Without the facility of a time machine we cannot truly say how equipment, clothing and weaponry was used –
-all we can do is offer our best interpretation given the evidence that we have.

For an ancient period such as our own we have the following evidence:

Artistic (fresco painting, sculpture & mosaic) numismatic (coin imagery).
Narrative (surviving commentary including primary and secondary evidence) and of course archaeological material.

Often these elements provide enough material from which to base convincing reconstructions, but occasionally where there is no evidence whatsoever
guesswork and common sense have to be employed (also there are occasions where the health and safety of participants and crowd mean that total historical accuracy has to be compromised).

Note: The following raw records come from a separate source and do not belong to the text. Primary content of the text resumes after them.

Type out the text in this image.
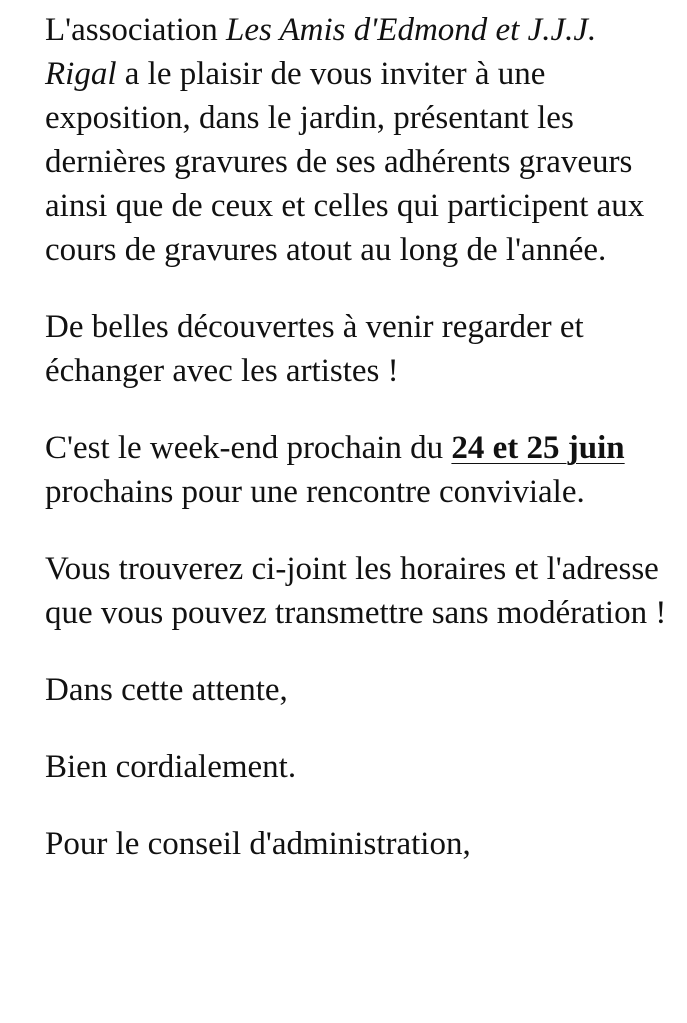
L'association Les Amis d'Edmond et J.J.J. Rigal a le plaisir de vous inviter à une exposition, dans le jardin, présentant les dernières gravures de ses adhérents graveurs ainsi que de ceux et celles qui participent aux cours de gravures atout au long de l'année.

De belles découvertes à venir regarder et échanger avec les artistes !

C'est le week-end prochain du 24 et 25 juin prochains pour une rencontre conviviale.

Vous trouverez ci-joint les horaires et l'adresse que vous pouvez transmettre sans modération !

Dans cette attente,

Bien cordialement.

Pour le conseil d'administration,
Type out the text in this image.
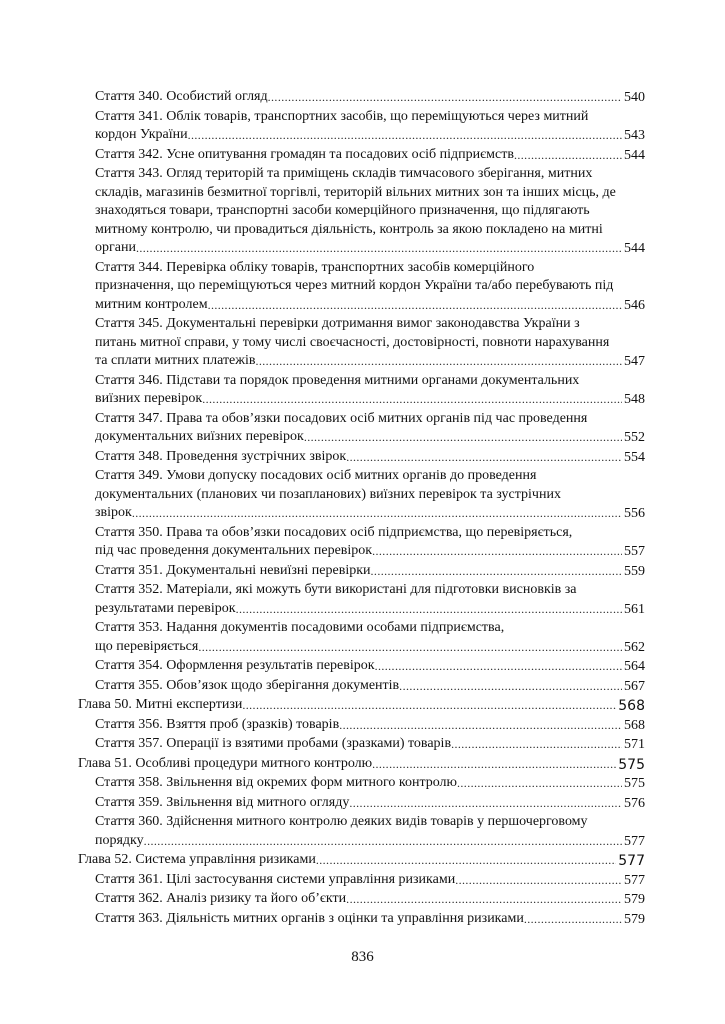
Стаття 340. Особистий огляд .....	540
Стаття 341. Облік товарів, транспортних засобів, що переміщуються через митний
кордон України .....	543
Стаття 342. Усне опитування громадян та посадових осіб підприємств .....	544
Стаття 343. Огляд територій та приміщень складів тимчасового зберігання, митних
складів, магазинів безмитної торгівлі, територій вільних митних зон та інших місць, де
знаходяться товари, транспортні засоби комерційного призначення, що підлягають
митному контролю, чи провадиться діяльність, контроль за якою покладено на митні
органи .....	544
Стаття 344. Перевірка обліку товарів, транспортних засобів комерційного
призначення, що переміщуються через митний кордон України та/або перебувають під
митним контролем .....	546
Стаття 345. Документальні перевірки дотримання вимог законодавства України з
питань митної справи, у тому числі своєчасності, достовірності, повноти нарахування
та сплати митних платежів .....	547
Стаття 346. Підстави та порядок проведення митними органами документальних
виїзних перевірок .....	548
Стаття 347. Права та обов’язки посадових осіб митних органів під час проведення
документальних виїзних перевірок .....	552
Стаття 348. Проведення зустрічних звірок .....	554
Стаття 349. Умови допуску посадових осіб митних органів до проведення
документальних (планових чи позапланових) виїзних перевірок та зустрічних
звірок .....	556
Стаття 350. Права та обов’язки посадових осіб підприємства, що перевіряється,
під час проведення документальних перевірок .....	557
Стаття 351. Документальні невиїзні перевірки .....	559
Стаття 352. Матеріали, які можуть бути використані для підготовки висновків за
результатами перевірок .....	561
Стаття 353. Надання документів посадовими особами підприємства,
що перевіряється .....	562
Стаття 354. Оформлення результатів перевірок .....	564
Стаття 355. Обов’язок щодо зберігання документів .....	567
Глава 50. Митні експертизи .....	568
Стаття 356. Взяття проб (зразків) товарів .....	568
Стаття 357. Операції із взятими пробами (зразками) товарів .....	571
Глава 51. Особливі процедури митного контролю .....	575
Стаття 358. Звільнення від окремих форм митного контролю .....	575
Стаття 359. Звільнення від митного огляду .....	576
Стаття 360. Здійснення митного контролю деяких видів товарів у першочерговому
порядку .....	577
Глава 52. Система управління ризиками .....	577
Стаття 361. Цілі застосування системи управління ризиками .....	577
Стаття 362. Аналіз ризику та його об’єкти .....	579
Стаття 363. Діяльність митних органів з оцінки та управління ризиками .....	579
836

Britannia members portraying 5th Century troopsBEST OF BOTH WORLDS

Despite being battle re-enactors, we have concentrated on researching many aspects of ancient life and warfare, from clothing, medicine, transport diet
and military equipment. The periods we had chosen to represent were obscure and lacked much in the way of source material, because of this we had put a great deal of time into research and reconstruction, constantly revising and refining our conclusions. In doing so Britannia members have written three books and advised on several other publications:

Barbarian Warriors (Dan & Susanna Shadrake, Brasseys- 1997) and The World of the Gladiator (Susanna Shadrake, Tempus 2005).
Apicius (Sally Grainger & Chris Grocock, Prospect 2006).

In essence we want the best of both worlds, we want the entertainment and spectacle of the old style battle re-enactment groups, but we also strive for the credibility of living history and research associations. Our aim is to provide thrilling combat displays in the most historically credible arms and equipment possible.